StockMarketWire.com - Aminex has executed a fully-termed gas sales agreement with the Tanzania Petroleum Development Corporation for the Kiliwani North gas field, which moves the company into its much anticipated production phase.

Participants in the Kiliwani North Development Licence are: Ndovu Resources Ltd (Aminex) 55.575% (operator), RAK Gas LLC 23.75%, Bounty Oil & Gas NL 9.5%, Solo Oil plc 6.175% and TPDC 5%.

The Kiliwani North GSA allows for the expected depletion of production from the field over time. In each contract year TPDC will be required to purchase, take delivery of or pay for a pre-determined volume of gas. In the event that TPDC elects not to take delivery of the pre-determined volume, it will pay for the equivalent of 85% of the agreed commercial rate of gas to be supplied, adjusted each year in accordance with the terms of the GSA. Gas from Kiliwani North will be supplied to the recently completed Songo Songo gas processing plant.

Final well preparations, which are currently ongoing, are being completed prior to testing and commissioning of the new plant. During this phase production rates will be varied to optimise well life and establish commercial rates. During the testing and commissioning phase, the TPDC will be invoiced for gas produced at the end of each month and will be required to pay on invoice.

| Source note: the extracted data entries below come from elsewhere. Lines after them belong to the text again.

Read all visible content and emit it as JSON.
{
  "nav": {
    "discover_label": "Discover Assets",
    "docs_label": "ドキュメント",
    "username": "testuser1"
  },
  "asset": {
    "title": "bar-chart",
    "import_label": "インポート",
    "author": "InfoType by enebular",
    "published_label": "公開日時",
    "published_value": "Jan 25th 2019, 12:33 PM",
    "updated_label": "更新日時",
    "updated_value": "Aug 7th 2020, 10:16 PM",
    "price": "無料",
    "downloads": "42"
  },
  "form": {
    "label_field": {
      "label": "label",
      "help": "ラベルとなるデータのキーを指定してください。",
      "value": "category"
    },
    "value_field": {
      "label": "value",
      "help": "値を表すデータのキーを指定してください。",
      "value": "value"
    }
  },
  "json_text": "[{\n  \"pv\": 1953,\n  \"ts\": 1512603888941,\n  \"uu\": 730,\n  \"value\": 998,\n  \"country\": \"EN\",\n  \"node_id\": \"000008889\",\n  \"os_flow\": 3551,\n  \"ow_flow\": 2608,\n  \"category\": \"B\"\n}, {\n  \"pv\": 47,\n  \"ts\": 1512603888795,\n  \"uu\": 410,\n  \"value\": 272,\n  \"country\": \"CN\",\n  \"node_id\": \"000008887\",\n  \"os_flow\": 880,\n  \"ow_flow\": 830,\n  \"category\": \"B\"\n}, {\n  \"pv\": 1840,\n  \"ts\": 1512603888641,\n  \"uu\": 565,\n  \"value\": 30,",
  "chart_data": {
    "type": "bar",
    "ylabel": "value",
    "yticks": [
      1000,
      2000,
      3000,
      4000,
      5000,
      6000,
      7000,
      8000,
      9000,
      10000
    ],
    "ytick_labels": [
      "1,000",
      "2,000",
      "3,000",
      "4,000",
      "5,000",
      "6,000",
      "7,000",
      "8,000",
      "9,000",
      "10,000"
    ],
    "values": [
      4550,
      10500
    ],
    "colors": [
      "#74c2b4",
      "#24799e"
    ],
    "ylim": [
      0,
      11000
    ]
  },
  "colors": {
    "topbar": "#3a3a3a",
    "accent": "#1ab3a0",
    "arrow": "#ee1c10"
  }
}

The start of commercial operations will be mutually agreed between the TPDC and the Company after testing and commissioning has been completed. Each month, the TPDC will be required to pay one month's revenues in advance, secured with a letter of credit issued by the Tanzania Investment Bank. Monthly revenues will be calculated based on actual production, and adjustments will be made at the end of each month for any discrepancy between estimated and actual throughput.

Gas will be sold at USD3.00 per mmbtu (approximately USD3.07 per mcf) and the price will be adjusted annually by applying an agreed United States Consumer Price Index. The gas price is not linked to any commodity price so is unaffected by current commodity market conditions.

Gas revenues will be invoiced and payable in US dollars and the gas delivery point will be at the outlet flange of the Kiliwani North wellhead. By selling the gas at the wellhead, the joint venture partners will not be responsible for pipeline transportation and processing fees.